Exit Through the Gift Shop: Why We're a Sucker for a Good Souvenir

Souvenirs are like a trail of breadcrumbs, leading us back to special moments that might otherwise have been lost to the tangled branches of time, says Julie Alpine, in the latest instalment of a regular column.

This article is part of a regular monthly column from SUITCASE's Julie Alpine celebrating the joy of travel.

The saying "Take only memories, leave only footprints" is seen on signs everywhere from the Bounty ad-like beaches of Patillas, Puerto Rico, to deep underground in the US state of Maryland, whose Baltimore Grotto caving club the words have been attributed to. But what about those of us whose memory is so shot we can't even remember what we did yesterday without prompts, let alone on last year's "unforgettable" trip?

Back in the 70s, my dad brought home 200 conkers from the lakeside town of Pörtschach am Wörthersee in Carinthia, Austria, collected, pocketful by pocketful, en route to breakfast each morning, in the grounds of the hotel where my parents were honeymooning. Every now and then, during my childhood years, he'd chance upon the box they were stored in, giving me the opportunity to run my hands through them and admire their chestnut lustre, their size - five times that of the Scottish ones! - and the sheer number he'd somehow managed to fit into his suitcase.

Today, he claims to have brought them back with a view to selling them to local kids - conker fights being a popular pastime in the days before Snapchat - but I prefer to put it down to true romance. Because nobody smiles over a souvenir brought home from a trip that was rubbish, do they?

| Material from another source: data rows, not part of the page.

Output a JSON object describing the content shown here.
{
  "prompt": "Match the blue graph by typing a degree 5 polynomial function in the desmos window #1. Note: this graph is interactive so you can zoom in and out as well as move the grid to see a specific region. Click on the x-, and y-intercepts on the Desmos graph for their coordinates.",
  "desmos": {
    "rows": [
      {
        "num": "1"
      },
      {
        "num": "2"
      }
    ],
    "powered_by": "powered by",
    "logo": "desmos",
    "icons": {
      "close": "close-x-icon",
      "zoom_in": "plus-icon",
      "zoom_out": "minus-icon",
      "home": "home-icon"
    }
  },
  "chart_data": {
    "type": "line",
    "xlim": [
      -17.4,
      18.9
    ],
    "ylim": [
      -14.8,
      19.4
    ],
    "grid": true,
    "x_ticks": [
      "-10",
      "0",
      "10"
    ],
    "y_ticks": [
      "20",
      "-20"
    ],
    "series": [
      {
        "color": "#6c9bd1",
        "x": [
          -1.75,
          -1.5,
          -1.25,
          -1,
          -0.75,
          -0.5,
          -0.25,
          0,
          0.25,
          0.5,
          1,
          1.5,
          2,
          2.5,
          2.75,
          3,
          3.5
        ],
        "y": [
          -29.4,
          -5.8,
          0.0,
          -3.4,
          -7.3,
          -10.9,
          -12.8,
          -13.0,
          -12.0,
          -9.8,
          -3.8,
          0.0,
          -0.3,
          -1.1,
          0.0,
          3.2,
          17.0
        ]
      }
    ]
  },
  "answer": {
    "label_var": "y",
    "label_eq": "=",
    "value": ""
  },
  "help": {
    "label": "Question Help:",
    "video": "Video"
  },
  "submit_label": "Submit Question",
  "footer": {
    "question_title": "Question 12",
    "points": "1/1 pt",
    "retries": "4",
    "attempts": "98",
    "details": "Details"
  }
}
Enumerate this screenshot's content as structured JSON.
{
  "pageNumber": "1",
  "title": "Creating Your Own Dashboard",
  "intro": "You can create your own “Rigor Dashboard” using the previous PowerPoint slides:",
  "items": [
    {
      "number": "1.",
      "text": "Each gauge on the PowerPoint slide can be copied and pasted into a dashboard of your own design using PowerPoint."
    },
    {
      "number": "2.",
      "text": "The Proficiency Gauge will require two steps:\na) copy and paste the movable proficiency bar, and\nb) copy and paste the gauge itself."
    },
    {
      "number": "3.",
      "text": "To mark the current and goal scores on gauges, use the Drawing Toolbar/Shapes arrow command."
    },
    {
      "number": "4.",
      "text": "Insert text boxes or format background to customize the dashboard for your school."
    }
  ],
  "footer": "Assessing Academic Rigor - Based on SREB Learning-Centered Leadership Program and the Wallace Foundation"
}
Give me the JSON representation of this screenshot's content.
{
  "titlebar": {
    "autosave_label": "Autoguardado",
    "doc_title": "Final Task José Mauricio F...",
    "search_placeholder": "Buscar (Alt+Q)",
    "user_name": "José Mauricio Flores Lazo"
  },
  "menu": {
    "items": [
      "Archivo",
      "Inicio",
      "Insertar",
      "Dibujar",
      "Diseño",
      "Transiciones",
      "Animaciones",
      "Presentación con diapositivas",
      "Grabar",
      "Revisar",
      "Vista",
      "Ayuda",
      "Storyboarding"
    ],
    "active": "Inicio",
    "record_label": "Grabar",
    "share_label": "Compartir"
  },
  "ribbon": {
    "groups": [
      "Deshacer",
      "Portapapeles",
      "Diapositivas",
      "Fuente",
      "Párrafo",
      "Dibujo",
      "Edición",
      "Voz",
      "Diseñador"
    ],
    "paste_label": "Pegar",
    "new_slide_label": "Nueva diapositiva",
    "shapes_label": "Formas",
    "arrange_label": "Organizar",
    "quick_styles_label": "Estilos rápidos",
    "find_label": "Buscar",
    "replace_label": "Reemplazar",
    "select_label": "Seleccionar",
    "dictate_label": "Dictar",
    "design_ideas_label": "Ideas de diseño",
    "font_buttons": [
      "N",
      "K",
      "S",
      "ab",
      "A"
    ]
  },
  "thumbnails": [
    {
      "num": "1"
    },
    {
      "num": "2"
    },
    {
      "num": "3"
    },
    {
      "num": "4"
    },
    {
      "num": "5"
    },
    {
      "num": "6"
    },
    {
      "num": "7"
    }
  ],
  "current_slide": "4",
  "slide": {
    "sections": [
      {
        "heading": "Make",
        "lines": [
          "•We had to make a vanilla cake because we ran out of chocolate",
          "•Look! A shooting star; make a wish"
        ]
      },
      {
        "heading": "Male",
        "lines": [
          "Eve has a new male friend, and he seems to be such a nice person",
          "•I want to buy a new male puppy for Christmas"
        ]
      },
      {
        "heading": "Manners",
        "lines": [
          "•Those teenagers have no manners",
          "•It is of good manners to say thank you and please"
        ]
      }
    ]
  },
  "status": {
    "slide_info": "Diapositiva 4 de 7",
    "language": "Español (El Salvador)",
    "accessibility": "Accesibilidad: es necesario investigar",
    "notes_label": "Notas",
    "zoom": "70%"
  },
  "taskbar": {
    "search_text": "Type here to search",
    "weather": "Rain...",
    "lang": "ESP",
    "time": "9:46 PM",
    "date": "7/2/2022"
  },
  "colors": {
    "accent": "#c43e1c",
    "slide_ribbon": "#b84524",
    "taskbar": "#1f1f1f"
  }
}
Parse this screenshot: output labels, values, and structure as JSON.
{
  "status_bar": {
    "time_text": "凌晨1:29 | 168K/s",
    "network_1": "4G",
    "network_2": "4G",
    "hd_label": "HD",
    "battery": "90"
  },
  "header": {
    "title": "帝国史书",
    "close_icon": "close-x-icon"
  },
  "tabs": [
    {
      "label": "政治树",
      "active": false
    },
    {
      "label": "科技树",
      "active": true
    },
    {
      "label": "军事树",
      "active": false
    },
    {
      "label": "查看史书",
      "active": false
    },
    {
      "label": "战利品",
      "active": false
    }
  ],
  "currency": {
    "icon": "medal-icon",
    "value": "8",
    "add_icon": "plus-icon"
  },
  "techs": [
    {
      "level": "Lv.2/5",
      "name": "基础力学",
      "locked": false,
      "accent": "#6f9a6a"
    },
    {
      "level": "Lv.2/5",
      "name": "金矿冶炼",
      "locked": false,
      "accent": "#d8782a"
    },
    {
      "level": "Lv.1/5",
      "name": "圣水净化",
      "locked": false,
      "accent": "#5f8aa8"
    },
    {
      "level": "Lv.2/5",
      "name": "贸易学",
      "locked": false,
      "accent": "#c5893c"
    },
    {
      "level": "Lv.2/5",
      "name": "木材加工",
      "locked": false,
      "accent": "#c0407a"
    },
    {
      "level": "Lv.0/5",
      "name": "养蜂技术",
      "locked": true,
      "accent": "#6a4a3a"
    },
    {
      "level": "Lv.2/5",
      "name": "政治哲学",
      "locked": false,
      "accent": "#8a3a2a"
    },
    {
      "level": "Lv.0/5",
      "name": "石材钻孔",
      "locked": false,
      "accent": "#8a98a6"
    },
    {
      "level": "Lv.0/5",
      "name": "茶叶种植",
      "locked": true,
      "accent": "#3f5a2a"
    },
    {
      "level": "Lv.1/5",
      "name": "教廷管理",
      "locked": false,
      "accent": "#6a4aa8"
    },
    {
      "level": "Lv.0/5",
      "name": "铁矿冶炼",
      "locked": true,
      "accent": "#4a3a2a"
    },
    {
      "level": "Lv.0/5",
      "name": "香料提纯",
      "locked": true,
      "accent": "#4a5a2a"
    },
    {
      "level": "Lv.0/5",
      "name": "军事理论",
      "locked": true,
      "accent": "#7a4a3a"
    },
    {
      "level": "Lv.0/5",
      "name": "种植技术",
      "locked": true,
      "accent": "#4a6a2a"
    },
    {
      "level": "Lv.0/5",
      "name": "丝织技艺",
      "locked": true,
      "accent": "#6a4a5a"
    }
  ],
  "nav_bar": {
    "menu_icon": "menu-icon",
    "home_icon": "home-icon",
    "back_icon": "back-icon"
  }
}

The fox illustration on a scrap of cardboard found by the writer

An Athens street, left, and the pen-ink illustration found by the writer in the city.

Collecting must be in my DNA. That's my excuse, anyway, for - among other flotsum and jetsum - the giant, gold-painted fibreglass conch shell picked up in Amsterdam's IJ-Hallen market; kaftans from Tunisia; Dynasty-worthy 80s earrings from Cannes; pen-ink illustration of a fox on a piece of brown cardboard found on the pavement on the corner of Ermou Street, Athens - like a gift from the goddess Artemis; birdcage from Morocco; glass paperweight containing a dandelion clock from the Outer Hebrides; feathers, flowers pressed between the pages of books, driftwood, pebbles, trinkets, treasures and - OK - tat gathered on my travels. Not to mention the Shazam-enabled playlists from everywhere I go (the digital equivalent of catching butterflies in a net), or 232,784 - and counting - photos on my iPhone.

Coming from the French word for "memory", and the Latin "subvenire" - "occur to the mind" - souvenirs have been around for as long as people have been travelling. In 2200 BC, following a visit to Sudan, Ancient Egypt's Prince Harkhuf brought back with him leopard skins, ivory and incense to present to the pharaoh.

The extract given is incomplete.